The Mark Blog

Complication Is Not Complexity

I recently re-read the chapter entitled "Don't Do This: A Short Guide to What Not to Do" in Jerome Stern's Making Shapely Fiction. What I like in this book is that the general tone is relatively informal and conversational, as the title of this chapter exemplifies. He's funny and shares specific, personal examples. Stern teaches that there are no completely firm rules in writing fiction. Instead there are some basic tenets for good writing, and there are always exceptions to every rule.

In "Don't Do This," Stern touches on a point that really sticks with me: Complication is not complexity.

"Don't try to tell too many stories at once," Stern writes.

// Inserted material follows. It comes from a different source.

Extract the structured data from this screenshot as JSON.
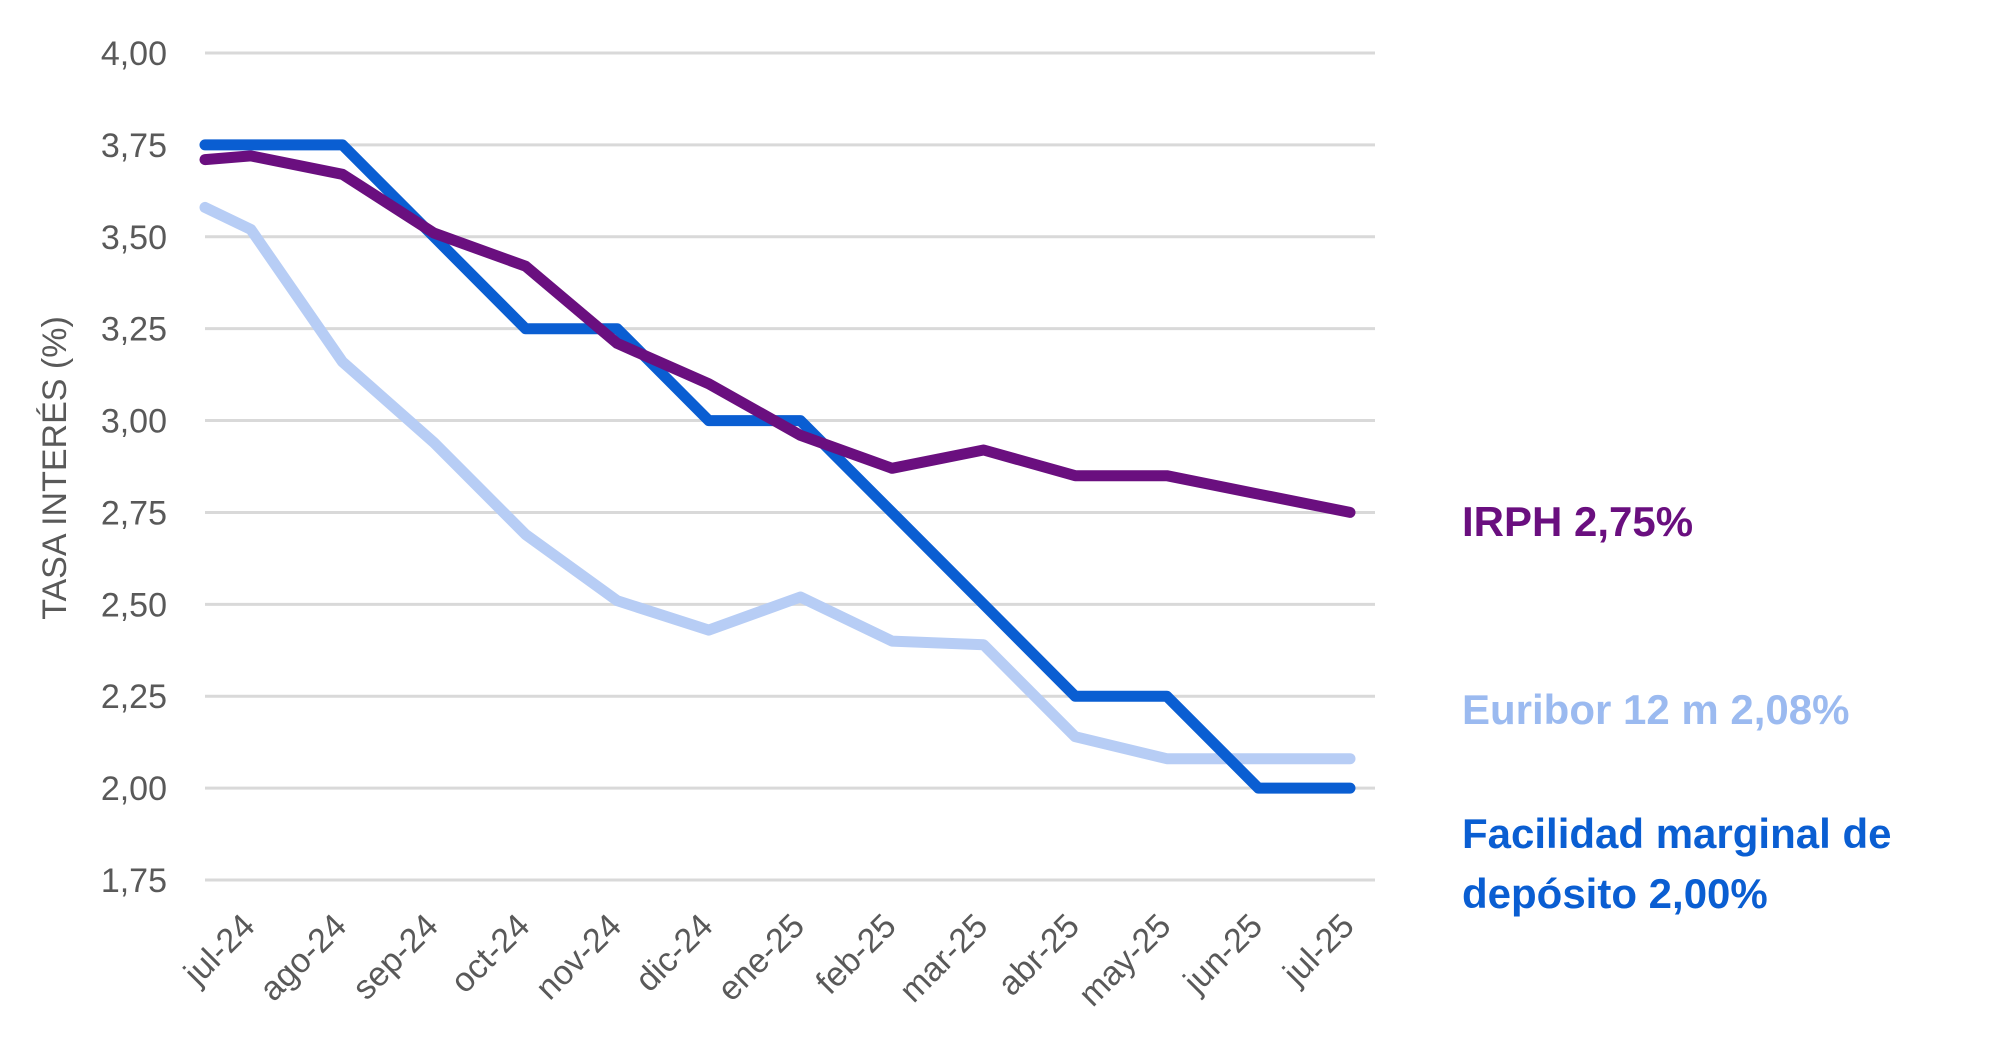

As a young writer I find that sometimes I have the instinct to add to a circumstance in my fiction by simply including other events, people, or flashbacks. Stern's point, I think, really hits home. It's not about how many things we can make happen, or people we can make appear or, as is often in the case of my writing, memories we can make surface. In actuality, it's about the depth of a given conflict/desire. What makes this situation complex? How can we go deeper rather than adding on top of it? What is it beyond the surface that makes this person and their yearning real? What is human and identifiable about this situation? Why is it important that this desire is being thwarted?

As I revise my current chapters and continue to write toward the completion of my novel, I want to hold this in my mind. The best stories in all forms and genres are, I believe, complex and not complicated. They are not a web but a well; deep, and sometimes dark, and full of the stuff that gives life.